Alex suffered chronic diarrhoea for a period of two years but was repeatedly told by his GP that it was caused by stress. Growing increasingly concerned, Alex finally decided to seek the opinion of a private doctor, who quickly diagnosed rectal cancer. Sadly by this stage the cancer was advanced and little could be done to save him.

When Alex visited his GP complaining of diarrhoea, there was no blood in his stools, but the diarrhoea had been occurring six times a day for the past month. His doctor suggested it could be one of three things: irritable bowel syndrome, stress or a side-effect of anxiety medication. A 'wait and see' approach was adopted, and so Alex returned to work.

But over the next six months Alex's symptoms deteriorated. He was forced to take time off work, was unable to engage in social activities and became more and more worried about the possible cause. He returned to the GP in December the same year and stool samples were taken. However, a rectal examination was not performed, and still no diagnosis was made.

Alex attended his GP surgery six times over the following year, still complaining of the same symptoms. He was told he may have a tropical bug and so was prescribed antibiotics. It was then suggested that his anxiety medication should be altered. But his condition got progressively worse, and Alex was experiencing twelve episodes of diarrhoea a day, which now contained traces of blood. Twice he asked whether or not it could be cancer. But on each occasion the idea was swiftly dismissed by the GP, who instead diagnosed Alex with stress.

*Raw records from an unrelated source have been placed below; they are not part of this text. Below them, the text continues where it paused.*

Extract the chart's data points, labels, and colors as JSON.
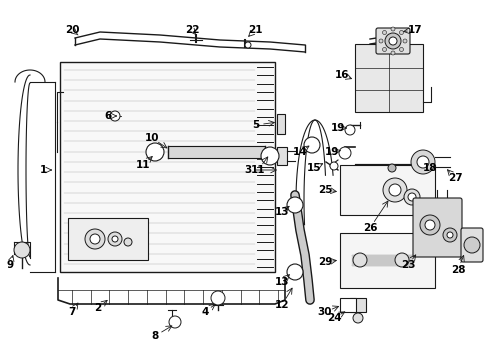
{
  "bg_color": "#ffffff",
  "fig_width": 4.89,
  "fig_height": 3.6,
  "dpi": 100,
  "line_color": "#1a1a1a",
  "text_color": "#000000",
  "font_size": 7.5
}
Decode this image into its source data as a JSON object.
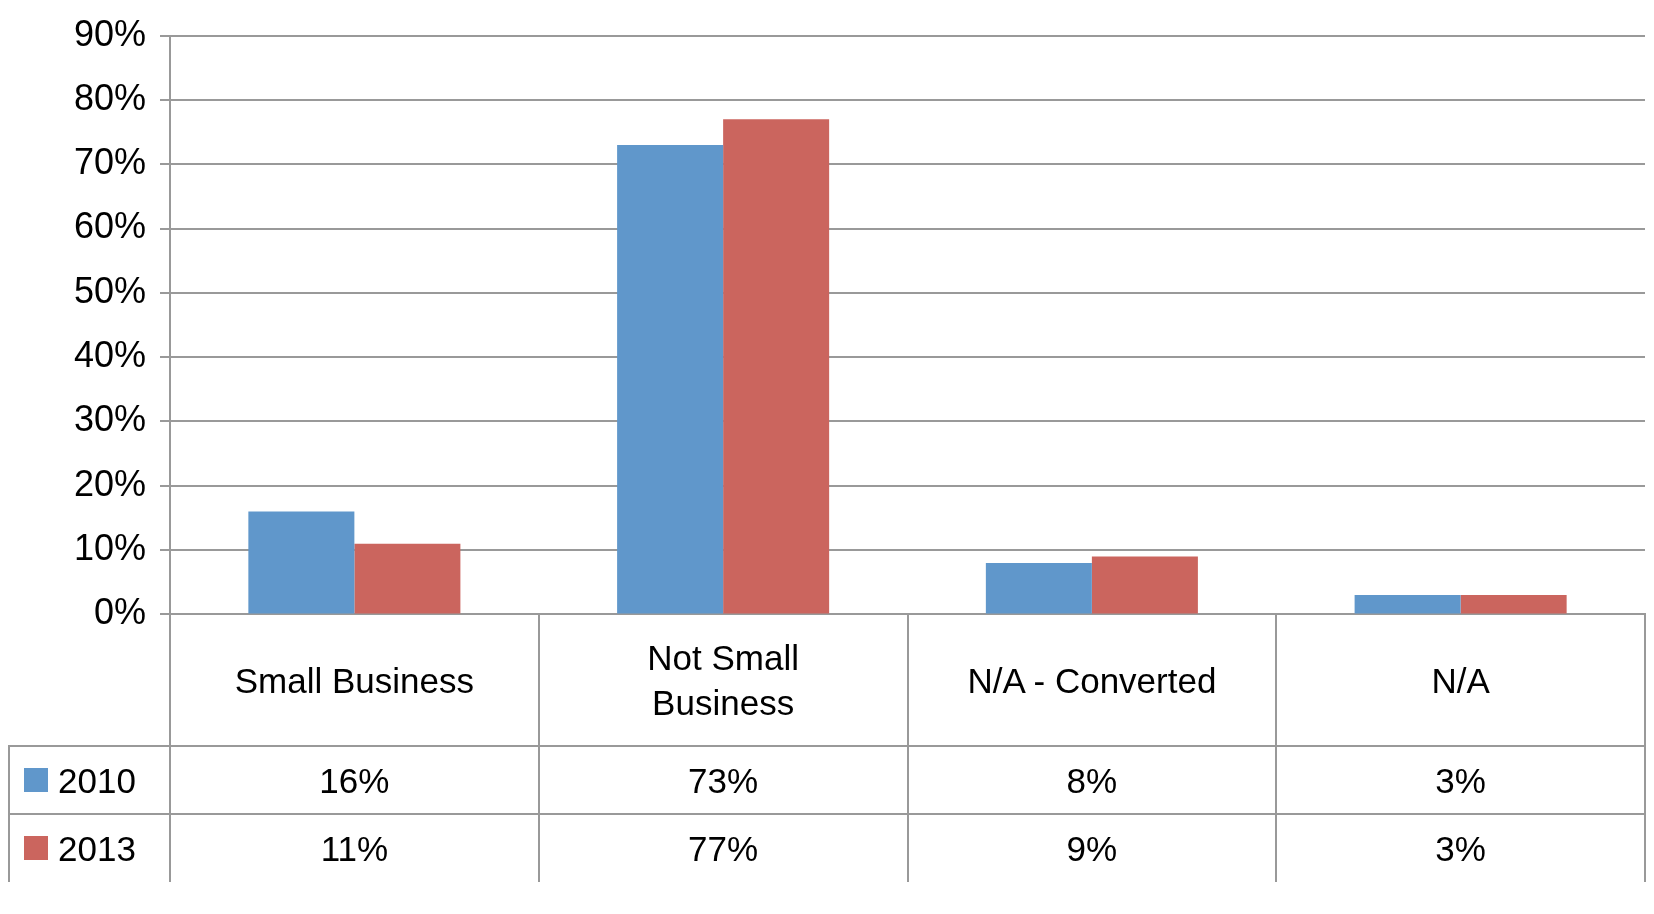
{
  "chart_data": {
    "type": "bar",
    "categories": [
      "Small Business",
      "Not Small Business",
      "N/A - Converted",
      "N/A"
    ],
    "series": [
      {
        "name": "2010",
        "color": "#6097cb",
        "values": [
          16,
          73,
          8,
          3
        ],
        "value_labels": [
          "16%",
          "73%",
          "8%",
          "3%"
        ]
      },
      {
        "name": "2013",
        "color": "#cb655e",
        "values": [
          11,
          77,
          9,
          3
        ],
        "value_labels": [
          "11%",
          "77%",
          "9%",
          "3%"
        ]
      }
    ],
    "ylim": [
      0,
      90
    ],
    "yticks": [
      {
        "value": 0,
        "label": "0%"
      },
      {
        "value": 10,
        "label": "10%"
      },
      {
        "value": 20,
        "label": "20%"
      },
      {
        "value": 30,
        "label": "30%"
      },
      {
        "value": 40,
        "label": "40%"
      },
      {
        "value": 50,
        "label": "50%"
      },
      {
        "value": 60,
        "label": "60%"
      },
      {
        "value": 70,
        "label": "70%"
      },
      {
        "value": 80,
        "label": "80%"
      },
      {
        "value": 90,
        "label": "90%"
      }
    ],
    "grid": "y",
    "legend": "bottom left"
  }
}
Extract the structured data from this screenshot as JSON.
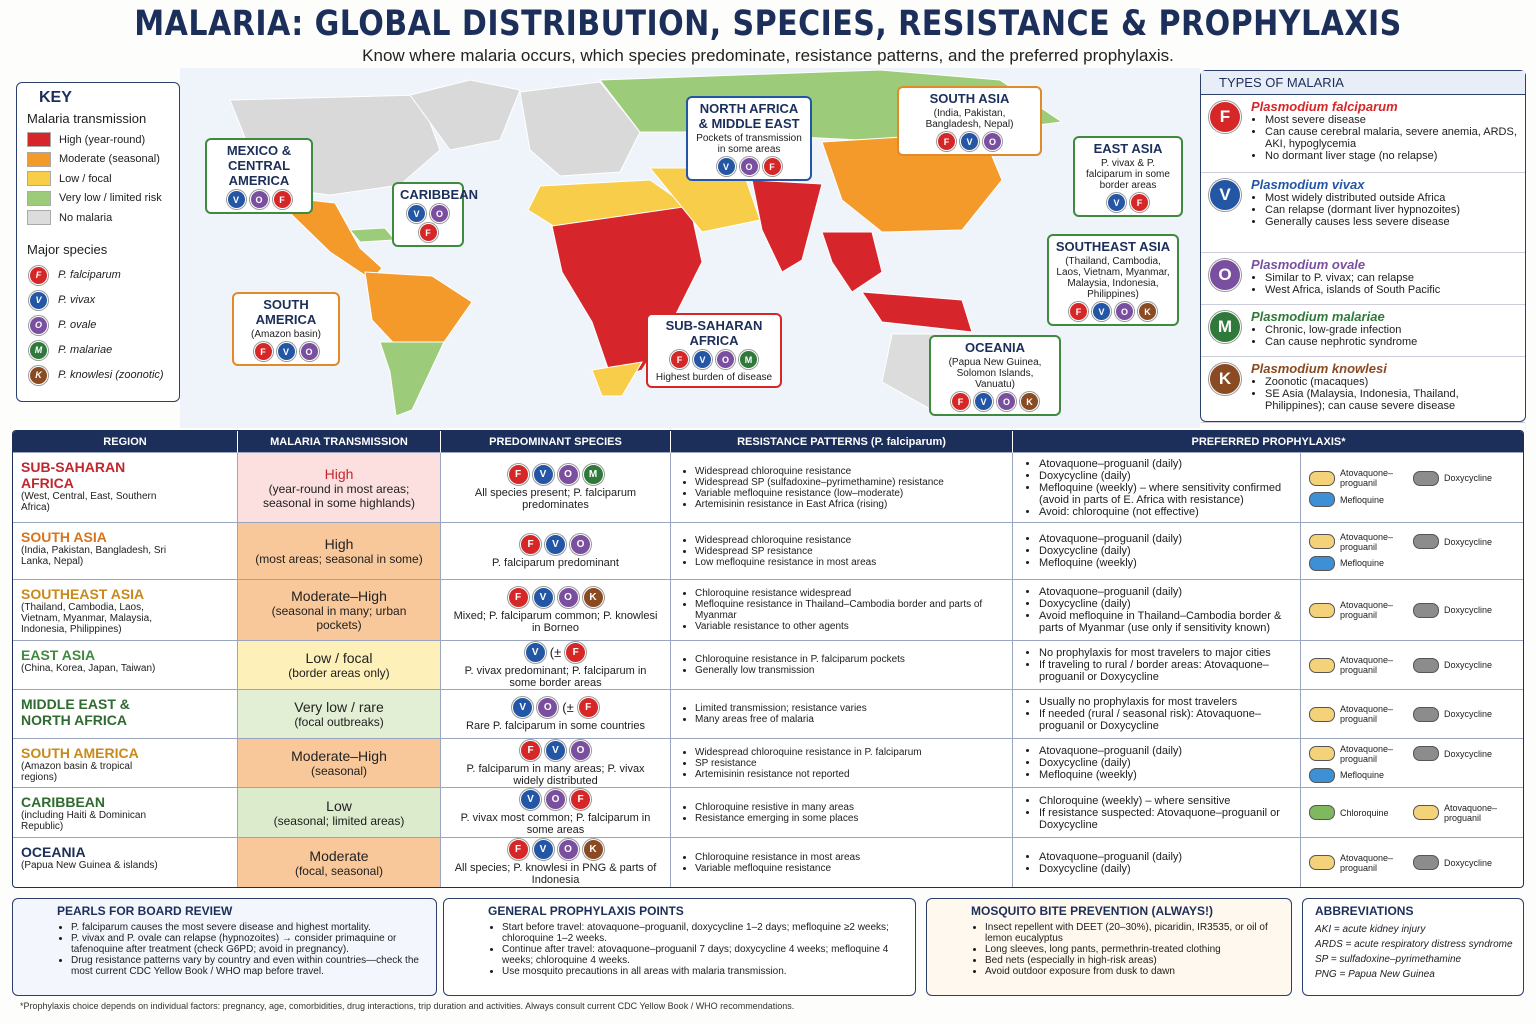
{
  "header": {
    "title": "MALARIA: GLOBAL DISTRIBUTION, SPECIES, RESISTANCE & PROPHYLAXIS",
    "subtitle": "Know where malaria occurs, which species predominate, resistance patterns, and the preferred prophylaxis."
  },
  "key": {
    "title": "KEY",
    "transmission_title": "Malaria transmission",
    "levels": [
      {
        "label": "High (year-round)",
        "color": "#d7262b"
      },
      {
        "label": "Moderate (seasonal)",
        "color": "#f39a2b"
      },
      {
        "label": "Low / focal",
        "color": "#f8cd4a"
      },
      {
        "label": "Very low / limited risk",
        "color": "#9ccb7a"
      },
      {
        "label": "No malaria",
        "color": "#dcdcdc"
      }
    ],
    "species_title": "Major species",
    "species": [
      {
        "letter": "F",
        "label": "P. falciparum",
        "color": "#d62728"
      },
      {
        "letter": "V",
        "label": "P. vivax",
        "color": "#2456a6"
      },
      {
        "letter": "O",
        "label": "P. ovale",
        "color": "#7a4fa0"
      },
      {
        "letter": "M",
        "label": "P. malariae",
        "color": "#2f7a3a"
      },
      {
        "letter": "K",
        "label": "P. knowlesi (zoonotic)",
        "color": "#8a4a22"
      }
    ]
  },
  "map": {
    "callouts": [
      {
        "title": "MEXICO & CENTRAL AMERICA",
        "species": [
          "V",
          "O",
          "F"
        ],
        "color": "#3f8a3f"
      },
      {
        "title": "CARIBBEAN",
        "species": [
          "V",
          "O",
          "F"
        ],
        "color": "#3f8a3f"
      },
      {
        "title": "SOUTH AMERICA",
        "subtitle": "(Amazon basin)",
        "species": [
          "F",
          "V",
          "O"
        ],
        "color": "#e08a2a"
      },
      {
        "title": "NORTH AFRICA & MIDDLE EAST",
        "subtitle": "Pockets of transmission in some areas",
        "species": [
          "V",
          "O",
          "F"
        ],
        "color": "#2456a6"
      },
      {
        "title": "SOUTH ASIA",
        "subtitle": "(India, Pakistan, Bangladesh, Nepal)",
        "species": [
          "F",
          "V",
          "O"
        ],
        "color": "#e08a2a"
      },
      {
        "title": "EAST ASIA",
        "subtitle": "P. vivax & P. falciparum in some border areas",
        "species": [
          "V",
          "F"
        ],
        "color": "#3f8a3f"
      },
      {
        "title": "SOUTHEAST ASIA",
        "subtitle": "(Thailand, Cambodia, Laos, Vietnam, Myanmar, Malaysia, Indonesia, Philippines)",
        "species": [
          "F",
          "V",
          "O",
          "K"
        ],
        "color": "#3f8a3f"
      },
      {
        "title": "SUB-SAHARAN AFRICA",
        "species": [
          "F",
          "V",
          "O",
          "M"
        ],
        "note": "Highest burden of disease",
        "color": "#d62728"
      },
      {
        "title": "OCEANIA",
        "subtitle": "(Papua New Guinea, Solomon Islands, Vanuatu)",
        "species": [
          "F",
          "V",
          "O",
          "K"
        ],
        "color": "#3f8a3f"
      }
    ]
  },
  "types": {
    "title": "TYPES OF MALARIA",
    "items": [
      {
        "letter": "F",
        "name": "Plasmodium falciparum",
        "bullets": [
          "Most severe disease",
          "Can cause cerebral malaria, severe anemia, ARDS, AKI, hypoglycemia",
          "No dormant liver stage (no relapse)"
        ]
      },
      {
        "letter": "V",
        "name": "Plasmodium vivax",
        "bullets": [
          "Most widely distributed outside Africa",
          "Can relapse (dormant liver hypnozoites)",
          "Generally causes less severe disease"
        ]
      },
      {
        "letter": "O",
        "name": "Plasmodium ovale",
        "bullets": [
          "Similar to P. vivax; can relapse",
          "West Africa, islands of South Pacific"
        ]
      },
      {
        "letter": "M",
        "name": "Plasmodium malariae",
        "bullets": [
          "Chronic, low-grade infection",
          "Can cause nephrotic syndrome"
        ]
      },
      {
        "letter": "K",
        "name": "Plasmodium knowlesi",
        "bullets": [
          "Zoonotic (macaques)",
          "SE Asia (Malaysia, Indonesia, Thailand, Philippines); can cause severe disease"
        ]
      }
    ]
  },
  "table": {
    "headers": [
      "REGION",
      "MALARIA TRANSMISSION",
      "PREDOMINANT SPECIES",
      "RESISTANCE PATTERNS (P. falciparum)",
      "PREFERRED PROPHYLAXIS*"
    ],
    "rows": [
      {
        "region": "SUB-SAHARAN AFRICA",
        "region_sub": "(West, Central, East, Southern Africa)",
        "title_color": "#c0272d",
        "transmission": "High",
        "transmission_sub": "(year-round in most areas; seasonal in some highlands)",
        "color": "#fbe0df",
        "species": [
          "F",
          "V",
          "O",
          "M"
        ],
        "species_note": "All species present; P. falciparum predominates",
        "resistance": [
          "Widespread chloroquine resistance",
          "Widespread SP (sulfadoxine–pyrimethamine) resistance",
          "Variable mefloquine resistance (low–moderate)",
          "Artemisinin resistance in East Africa (rising)"
        ],
        "prophylaxis": [
          "Atovaquone–proguanil (daily)",
          "Doxycycline (daily)",
          "Mefloquine (weekly) – where sensitivity confirmed (avoid in parts of E. Africa with resistance)",
          "Avoid: chloroquine (not effective)"
        ],
        "pills": [
          {
            "label": "Atovaquone–proguanil",
            "color": "#f3d27a"
          },
          {
            "label": "Doxycycline",
            "color": "#8c8c8c"
          },
          {
            "label": "Mefloquine",
            "color": "#3d8fd6"
          }
        ]
      },
      {
        "region": "SOUTH ASIA",
        "region_sub": "(India, Pakistan, Bangladesh, Sri Lanka, Nepal)",
        "title_color": "#d9741c",
        "transmission": "High",
        "transmission_sub": "(most areas; seasonal in some)",
        "color": "#f9c89a",
        "species": [
          "F",
          "V",
          "O"
        ],
        "species_note": "P. falciparum predominant",
        "resistance": [
          "Widespread chloroquine resistance",
          "Widespread SP resistance",
          "Low mefloquine resistance in most areas"
        ],
        "prophylaxis": [
          "Atovaquone–proguanil (daily)",
          "Doxycycline (daily)",
          "Mefloquine (weekly)"
        ],
        "pills": [
          {
            "label": "Atovaquone–proguanil",
            "color": "#f3d27a"
          },
          {
            "label": "Doxycycline",
            "color": "#8c8c8c"
          },
          {
            "label": "Mefloquine",
            "color": "#3d8fd6"
          }
        ]
      },
      {
        "region": "SOUTHEAST ASIA",
        "region_sub": "(Thailand, Cambodia, Laos, Vietnam, Myanmar, Malaysia, Indonesia, Philippines)",
        "title_color": "#c98a1a",
        "transmission": "Moderate–High",
        "transmission_sub": "(seasonal in many; urban pockets)",
        "color": "#f9c89a",
        "species": [
          "F",
          "V",
          "O",
          "K"
        ],
        "species_note": "Mixed; P. falciparum common; P. knowlesi in Borneo",
        "resistance": [
          "Chloroquine resistance widespread",
          "Mefloquine resistance in Thailand–Cambodia border and parts of Myanmar",
          "Variable resistance to other agents"
        ],
        "prophylaxis": [
          "Atovaquone–proguanil (daily)",
          "Doxycycline (daily)",
          "Avoid mefloquine in Thailand–Cambodia border & parts of Myanmar (use only if sensitivity known)"
        ],
        "pills": [
          {
            "label": "Atovaquone–proguanil",
            "color": "#f3d27a"
          },
          {
            "label": "Doxycycline",
            "color": "#8c8c8c"
          }
        ]
      },
      {
        "region": "EAST ASIA",
        "region_sub": "(China, Korea, Japan, Taiwan)",
        "title_color": "#3f8a3f",
        "transmission": "Low / focal",
        "transmission_sub": "(border areas only)",
        "color": "#fdf0b8",
        "species": [
          "V",
          "(±",
          "F"
        ],
        "species_note": "P. vivax predominant; P. falciparum in some border areas",
        "resistance": [
          "Chloroquine resistance in P. falciparum pockets",
          "Generally low transmission"
        ],
        "prophylaxis": [
          "No prophylaxis for most travelers to major cities",
          "If traveling to rural / border areas: Atovaquone–proguanil or Doxycycline"
        ],
        "pills": [
          {
            "label": "Atovaquone–proguanil",
            "color": "#f3d27a"
          },
          {
            "label": "Doxycycline",
            "color": "#8c8c8c"
          }
        ]
      },
      {
        "region": "MIDDLE EAST & NORTH AFRICA",
        "title_color": "#2f6b2f",
        "transmission": "Very low / rare",
        "transmission_sub": "(focal outbreaks)",
        "color": "#e3efd5",
        "species": [
          "V",
          "O",
          "(±",
          "F"
        ],
        "species_note": "Rare P. falciparum in some countries",
        "resistance": [
          "Limited transmission; resistance varies",
          "Many areas free of malaria"
        ],
        "prophylaxis": [
          "Usually no prophylaxis for most travelers",
          "If needed (rural / seasonal risk): Atovaquone–proguanil or Doxycycline"
        ],
        "pills": [
          {
            "label": "Atovaquone–proguanil",
            "color": "#f3d27a"
          },
          {
            "label": "Doxycycline",
            "color": "#8c8c8c"
          }
        ]
      },
      {
        "region": "SOUTH AMERICA",
        "region_sub": "(Amazon basin & tropical regions)",
        "title_color": "#c98a1a",
        "transmission": "Moderate–High",
        "transmission_sub": "(seasonal)",
        "color": "#f9c89a",
        "species": [
          "F",
          "V",
          "O"
        ],
        "species_note": "P. falciparum in many areas; P. vivax widely distributed",
        "resistance": [
          "Widespread chloroquine resistance in P. falciparum",
          "SP resistance",
          "Artemisinin resistance not reported"
        ],
        "prophylaxis": [
          "Atovaquone–proguanil (daily)",
          "Doxycycline (daily)",
          "Mefloquine (weekly)"
        ],
        "pills": [
          {
            "label": "Atovaquone–proguanil",
            "color": "#f3d27a"
          },
          {
            "label": "Doxycycline",
            "color": "#8c8c8c"
          },
          {
            "label": "Mefloquine",
            "color": "#3d8fd6"
          }
        ]
      },
      {
        "region": "CARIBBEAN",
        "region_sub": "(including Haiti & Dominican Republic)",
        "title_color": "#2f6b2f",
        "transmission": "Low",
        "transmission_sub": "(seasonal; limited areas)",
        "color": "#dcebcb",
        "species": [
          "V",
          "O",
          "F"
        ],
        "species_note": "P. vivax most common; P. falciparum in some areas",
        "resistance": [
          "Chloroquine resistive in many areas",
          "Resistance emerging in some places"
        ],
        "prophylaxis": [
          "Chloroquine (weekly) – where sensitive",
          "If resistance suspected: Atovaquone–proguanil or Doxycycline"
        ],
        "pills": [
          {
            "label": "Chloroquine",
            "color": "#7fb85e"
          },
          {
            "label": "Atovaquone–proguanil",
            "color": "#f3d27a"
          }
        ]
      },
      {
        "region": "OCEANIA",
        "region_sub": "(Papua New Guinea & islands)",
        "title_color": "#1c2f5a",
        "transmission": "Moderate",
        "transmission_sub": "(focal, seasonal)",
        "color": "#f9c89a",
        "species": [
          "F",
          "V",
          "O",
          "K"
        ],
        "species_note": "All species; P. knowlesi in PNG & parts of Indonesia",
        "resistance": [
          "Chloroquine resistance in most areas",
          "Variable mefloquine resistance"
        ],
        "prophylaxis": [
          "Atovaquone–proguanil (daily)",
          "Doxycycline (daily)"
        ],
        "pills": [
          {
            "label": "Atovaquone–proguanil",
            "color": "#f3d27a"
          },
          {
            "label": "Doxycycline",
            "color": "#8c8c8c"
          }
        ]
      }
    ]
  },
  "boxes": [
    {
      "title": "PEARLS FOR BOARD REVIEW",
      "bullets": [
        "P. falciparum causes the most severe disease and highest mortality.",
        "P. vivax and P. ovale can relapse (hypnozoites) → consider primaquine or tafenoquine after treatment (check G6PD; avoid in pregnancy).",
        "Drug resistance patterns vary by country and even within countries—check the most current CDC Yellow Book / WHO map before travel."
      ]
    },
    {
      "title": "GENERAL PROPHYLAXIS POINTS",
      "bullets": [
        "Start before travel: atovaquone–proguanil, doxycycline 1–2 days; mefloquine ≥2 weeks; chloroquine 1–2 weeks.",
        "Continue after travel: atovaquone–proguanil 7 days; doxycycline 4 weeks; mefloquine 4 weeks; chloroquine 4 weeks.",
        "Use mosquito precautions in all areas with malaria transmission."
      ]
    },
    {
      "title": "MOSQUITO BITE PREVENTION (ALWAYS!)",
      "bullets": [
        "Insect repellent with DEET (20–30%), picaridin, IR3535, or oil of lemon eucalyptus",
        "Long sleeves, long pants, permethrin-treated clothing",
        "Bed nets (especially in high-risk areas)",
        "Avoid outdoor exposure from dusk to dawn"
      ]
    },
    {
      "title": "ABBREVIATIONS",
      "bullets": [
        "AKI = acute kidney injury",
        "ARDS = acute respiratory distress syndrome",
        "SP = sulfadoxine–pyrimethamine",
        "PNG = Papua New Guinea"
      ]
    }
  ],
  "footnote": "*Prophylaxis choice depends on individual factors: pregnancy, age, comorbidities, drug interactions, trip duration and activities. Always consult current CDC Yellow Book / WHO recommendations."
}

By now Alex had been suffering from chronic diarrhoea for 18 months. He was extremely worried and felt that his GP was failing to make a correct diagnosis. Consequently he demanded to be referred to a private gastro-enterologist. The specialist stated he was concerned about Alex's health and immediately rejected the GP's opinion of irritable bowel syndrome. A rectal examination was then performed - the first one Alex had had throughout his illness. He began to bleed, prompting the doctor to carry out a flexible sigmoidoscopy. This quickly revealed Alex had cancer of the rectum.

After being referred to a colorectal surgeon, Alex was told the tumour could not be operated on. An MRI scan showed that the cancer had spread to his liver and lungs. He was given palliative care in the form of chemotherapy. However, this made him unwell and he decided to stop treatment, wishing instead to enjoy what little time he had left with his family until he sadly passed away.

Before his death, Alex had contacted Glynns to discuss the treatment provided by his GP. We advised that he could take legal action, as his GP had repeatedly failed to diagnose his condition. This had caused him an additional 18 months pain and suffering. He decided to pursue a medical negligence claim which his widow continued to handle after his death. We eventually settled the case, and Alex's wife was awarded in excess of £80,000 compensation.

(Details which might identify our client have been changed.)